I’m sure inside Hollywood people would love this, but that’s about it. I don’t see either men or women adopting this show and a quick cancellation, despite obvious talent all around involved.
That TV has approaching an 80% fail rate for new shows ought to tell you that it’s creative people have no clue whatsoever what people want to see. I don’t think the writing, acting, and directing have ever been better, technically, and the emotional core of scripted entertainment so dead and soul-less.
Reality TV is just the opportunistic infection caused by creative failure.
First of all, Josh Reims wasn’t canned. He moved over to Brothers & Sisters (the other Berlanti show), so not only is this article inaccurate and ignorant, it’s also just plain wrong: this show is one of last years’ bests, hands down!
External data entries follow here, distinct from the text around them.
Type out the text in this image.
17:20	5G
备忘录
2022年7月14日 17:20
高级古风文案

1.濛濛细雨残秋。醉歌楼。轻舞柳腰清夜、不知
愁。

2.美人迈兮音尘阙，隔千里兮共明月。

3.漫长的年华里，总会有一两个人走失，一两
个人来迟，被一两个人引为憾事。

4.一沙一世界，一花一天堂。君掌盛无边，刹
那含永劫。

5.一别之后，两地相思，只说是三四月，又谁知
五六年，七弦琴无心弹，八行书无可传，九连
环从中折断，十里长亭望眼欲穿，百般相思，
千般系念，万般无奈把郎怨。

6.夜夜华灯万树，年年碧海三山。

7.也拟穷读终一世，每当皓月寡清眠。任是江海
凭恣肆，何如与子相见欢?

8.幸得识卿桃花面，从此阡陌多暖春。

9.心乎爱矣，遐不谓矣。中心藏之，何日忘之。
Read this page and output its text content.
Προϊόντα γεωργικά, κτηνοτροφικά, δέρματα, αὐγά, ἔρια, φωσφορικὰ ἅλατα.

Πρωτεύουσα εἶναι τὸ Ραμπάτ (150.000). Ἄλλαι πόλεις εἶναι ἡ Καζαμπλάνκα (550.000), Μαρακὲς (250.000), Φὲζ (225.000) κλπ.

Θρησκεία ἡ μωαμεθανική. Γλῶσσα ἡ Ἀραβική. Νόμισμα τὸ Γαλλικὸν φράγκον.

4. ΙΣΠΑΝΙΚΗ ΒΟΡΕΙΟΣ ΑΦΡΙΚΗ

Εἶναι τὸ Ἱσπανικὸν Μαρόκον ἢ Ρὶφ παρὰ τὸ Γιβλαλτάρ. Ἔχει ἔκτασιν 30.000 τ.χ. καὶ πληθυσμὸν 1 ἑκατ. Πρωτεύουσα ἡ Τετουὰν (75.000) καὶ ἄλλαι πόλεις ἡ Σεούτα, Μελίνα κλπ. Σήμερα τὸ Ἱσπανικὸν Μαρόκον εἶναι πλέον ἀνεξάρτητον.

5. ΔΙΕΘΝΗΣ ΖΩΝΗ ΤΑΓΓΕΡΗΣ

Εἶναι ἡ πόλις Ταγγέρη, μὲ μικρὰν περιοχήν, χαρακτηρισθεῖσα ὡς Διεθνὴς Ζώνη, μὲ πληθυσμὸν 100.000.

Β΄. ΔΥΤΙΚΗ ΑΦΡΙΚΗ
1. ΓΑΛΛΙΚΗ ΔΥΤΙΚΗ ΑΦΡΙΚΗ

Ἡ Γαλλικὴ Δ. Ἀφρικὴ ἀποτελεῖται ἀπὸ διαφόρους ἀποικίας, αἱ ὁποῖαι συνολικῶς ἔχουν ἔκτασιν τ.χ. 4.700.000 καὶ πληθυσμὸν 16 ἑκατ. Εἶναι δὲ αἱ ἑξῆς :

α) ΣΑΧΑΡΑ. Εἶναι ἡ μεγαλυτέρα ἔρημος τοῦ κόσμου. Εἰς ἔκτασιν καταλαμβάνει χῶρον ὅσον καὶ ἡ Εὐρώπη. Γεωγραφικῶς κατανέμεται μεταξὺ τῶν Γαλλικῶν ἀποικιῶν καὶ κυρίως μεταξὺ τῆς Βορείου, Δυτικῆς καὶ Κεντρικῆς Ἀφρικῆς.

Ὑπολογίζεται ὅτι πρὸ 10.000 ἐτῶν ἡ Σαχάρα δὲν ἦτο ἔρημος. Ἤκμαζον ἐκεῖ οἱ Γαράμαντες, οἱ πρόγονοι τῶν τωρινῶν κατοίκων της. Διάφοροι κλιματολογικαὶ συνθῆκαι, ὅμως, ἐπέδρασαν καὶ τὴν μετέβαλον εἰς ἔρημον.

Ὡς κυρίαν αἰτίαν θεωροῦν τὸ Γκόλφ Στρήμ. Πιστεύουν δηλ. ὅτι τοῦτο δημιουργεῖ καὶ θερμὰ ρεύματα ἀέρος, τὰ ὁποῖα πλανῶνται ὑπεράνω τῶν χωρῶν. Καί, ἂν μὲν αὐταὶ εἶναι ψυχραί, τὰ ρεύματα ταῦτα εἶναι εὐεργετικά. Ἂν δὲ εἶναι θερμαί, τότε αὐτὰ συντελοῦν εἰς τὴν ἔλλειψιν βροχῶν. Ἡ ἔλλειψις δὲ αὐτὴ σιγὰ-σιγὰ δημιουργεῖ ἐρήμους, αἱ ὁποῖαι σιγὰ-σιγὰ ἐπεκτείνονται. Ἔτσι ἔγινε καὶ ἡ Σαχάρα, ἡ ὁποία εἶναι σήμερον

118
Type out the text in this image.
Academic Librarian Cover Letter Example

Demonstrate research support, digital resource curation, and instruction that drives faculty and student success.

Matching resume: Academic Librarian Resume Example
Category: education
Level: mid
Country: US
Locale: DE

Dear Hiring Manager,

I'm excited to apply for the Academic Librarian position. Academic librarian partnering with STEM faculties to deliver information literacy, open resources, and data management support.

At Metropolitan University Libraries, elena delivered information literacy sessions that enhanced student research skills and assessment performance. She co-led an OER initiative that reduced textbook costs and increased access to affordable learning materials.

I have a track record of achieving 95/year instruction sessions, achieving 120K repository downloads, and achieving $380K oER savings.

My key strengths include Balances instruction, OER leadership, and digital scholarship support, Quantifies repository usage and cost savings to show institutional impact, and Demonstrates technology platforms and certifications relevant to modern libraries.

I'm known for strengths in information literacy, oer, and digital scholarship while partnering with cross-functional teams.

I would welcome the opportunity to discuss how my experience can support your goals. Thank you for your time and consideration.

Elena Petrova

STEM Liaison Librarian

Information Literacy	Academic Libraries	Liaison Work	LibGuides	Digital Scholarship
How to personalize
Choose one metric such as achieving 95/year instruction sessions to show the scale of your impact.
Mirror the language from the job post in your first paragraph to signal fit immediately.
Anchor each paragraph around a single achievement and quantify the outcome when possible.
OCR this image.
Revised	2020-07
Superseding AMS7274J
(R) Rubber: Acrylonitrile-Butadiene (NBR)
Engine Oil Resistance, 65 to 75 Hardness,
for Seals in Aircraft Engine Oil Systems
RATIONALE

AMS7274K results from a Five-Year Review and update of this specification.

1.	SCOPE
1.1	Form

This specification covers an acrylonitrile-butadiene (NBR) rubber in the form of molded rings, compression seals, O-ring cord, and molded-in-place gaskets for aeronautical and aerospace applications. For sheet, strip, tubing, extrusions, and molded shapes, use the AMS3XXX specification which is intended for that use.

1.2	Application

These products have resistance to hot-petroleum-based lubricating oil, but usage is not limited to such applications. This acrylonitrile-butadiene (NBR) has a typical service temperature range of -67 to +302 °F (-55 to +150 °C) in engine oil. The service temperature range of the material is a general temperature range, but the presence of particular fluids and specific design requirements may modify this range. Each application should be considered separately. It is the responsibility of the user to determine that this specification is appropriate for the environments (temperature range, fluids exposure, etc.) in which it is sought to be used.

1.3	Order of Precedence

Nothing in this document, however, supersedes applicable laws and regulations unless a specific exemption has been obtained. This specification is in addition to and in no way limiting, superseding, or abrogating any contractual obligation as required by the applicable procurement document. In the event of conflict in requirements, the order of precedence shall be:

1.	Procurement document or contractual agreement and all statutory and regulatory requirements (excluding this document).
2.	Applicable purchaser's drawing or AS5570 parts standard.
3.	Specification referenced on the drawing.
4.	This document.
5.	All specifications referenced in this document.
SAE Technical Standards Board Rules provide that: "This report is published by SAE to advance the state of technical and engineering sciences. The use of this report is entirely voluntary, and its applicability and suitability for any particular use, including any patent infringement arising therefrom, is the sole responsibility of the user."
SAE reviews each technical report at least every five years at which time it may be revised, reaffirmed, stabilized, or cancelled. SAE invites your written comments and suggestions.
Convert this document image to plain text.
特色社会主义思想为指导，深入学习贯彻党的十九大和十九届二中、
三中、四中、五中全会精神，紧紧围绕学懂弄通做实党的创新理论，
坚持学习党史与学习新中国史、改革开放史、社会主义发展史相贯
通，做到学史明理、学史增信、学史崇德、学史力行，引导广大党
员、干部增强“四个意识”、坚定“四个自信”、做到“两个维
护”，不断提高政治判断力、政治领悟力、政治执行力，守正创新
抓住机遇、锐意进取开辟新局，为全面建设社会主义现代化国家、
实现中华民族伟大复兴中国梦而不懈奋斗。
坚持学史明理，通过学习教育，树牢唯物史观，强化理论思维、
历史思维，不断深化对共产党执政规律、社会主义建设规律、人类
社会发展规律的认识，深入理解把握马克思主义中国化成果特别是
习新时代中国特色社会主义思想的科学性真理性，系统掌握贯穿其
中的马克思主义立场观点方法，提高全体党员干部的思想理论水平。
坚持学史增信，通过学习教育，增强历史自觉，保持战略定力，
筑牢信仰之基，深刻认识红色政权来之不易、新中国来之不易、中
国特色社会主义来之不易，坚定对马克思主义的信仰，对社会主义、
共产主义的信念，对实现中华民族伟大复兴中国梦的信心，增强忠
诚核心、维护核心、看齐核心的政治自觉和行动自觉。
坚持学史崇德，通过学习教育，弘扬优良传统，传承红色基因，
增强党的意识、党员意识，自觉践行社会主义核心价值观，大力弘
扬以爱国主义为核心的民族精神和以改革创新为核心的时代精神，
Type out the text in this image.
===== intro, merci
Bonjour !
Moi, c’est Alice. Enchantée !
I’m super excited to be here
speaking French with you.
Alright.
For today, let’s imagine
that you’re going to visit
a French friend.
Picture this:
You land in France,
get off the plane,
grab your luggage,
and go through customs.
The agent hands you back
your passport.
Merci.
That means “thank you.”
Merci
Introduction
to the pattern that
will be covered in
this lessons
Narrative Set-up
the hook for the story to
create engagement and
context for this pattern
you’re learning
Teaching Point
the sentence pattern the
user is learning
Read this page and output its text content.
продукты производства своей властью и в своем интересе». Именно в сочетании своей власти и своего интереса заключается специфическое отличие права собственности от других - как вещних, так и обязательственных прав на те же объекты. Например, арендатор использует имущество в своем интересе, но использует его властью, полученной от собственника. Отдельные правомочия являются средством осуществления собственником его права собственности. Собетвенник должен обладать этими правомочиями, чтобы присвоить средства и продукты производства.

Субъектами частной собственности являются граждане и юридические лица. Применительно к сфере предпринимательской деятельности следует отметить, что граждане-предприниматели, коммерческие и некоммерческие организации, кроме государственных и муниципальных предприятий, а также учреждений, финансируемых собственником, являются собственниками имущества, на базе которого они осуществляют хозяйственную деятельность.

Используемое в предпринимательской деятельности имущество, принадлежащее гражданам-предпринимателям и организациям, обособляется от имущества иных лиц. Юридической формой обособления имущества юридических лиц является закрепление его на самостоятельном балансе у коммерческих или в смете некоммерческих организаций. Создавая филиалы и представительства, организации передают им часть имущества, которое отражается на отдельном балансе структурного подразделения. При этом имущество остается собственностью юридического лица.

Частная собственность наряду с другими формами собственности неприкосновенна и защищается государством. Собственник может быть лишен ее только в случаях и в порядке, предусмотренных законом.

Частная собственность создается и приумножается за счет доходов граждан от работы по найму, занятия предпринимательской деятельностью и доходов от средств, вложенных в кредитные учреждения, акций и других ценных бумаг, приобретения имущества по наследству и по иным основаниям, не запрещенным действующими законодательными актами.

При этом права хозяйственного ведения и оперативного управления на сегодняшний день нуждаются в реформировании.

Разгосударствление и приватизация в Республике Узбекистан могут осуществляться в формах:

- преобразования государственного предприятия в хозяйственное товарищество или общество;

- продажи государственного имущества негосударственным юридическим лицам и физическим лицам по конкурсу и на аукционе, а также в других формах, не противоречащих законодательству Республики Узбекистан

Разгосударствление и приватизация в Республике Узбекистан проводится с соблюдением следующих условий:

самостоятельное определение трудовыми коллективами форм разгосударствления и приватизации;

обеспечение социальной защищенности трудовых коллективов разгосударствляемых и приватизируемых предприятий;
It’s crazy to see all this negativity in one forum when usually this show receives such high critical praise. I guess negativity gravitates towards negativity. Or towards Nikki Finke. Same thing.
The networks don’t have a clue what’s good and what’s not. CBS had a new HIT sitcom called “The BIGG Family” and they passed on it. It would of gave them another “Everybody Loves Raymond”. NBC passed also. now it looks like ABC who is willing to take chances is going to picking it up.
@ Rich D , your joking right??? They were series in UK before they were adopted for US TV.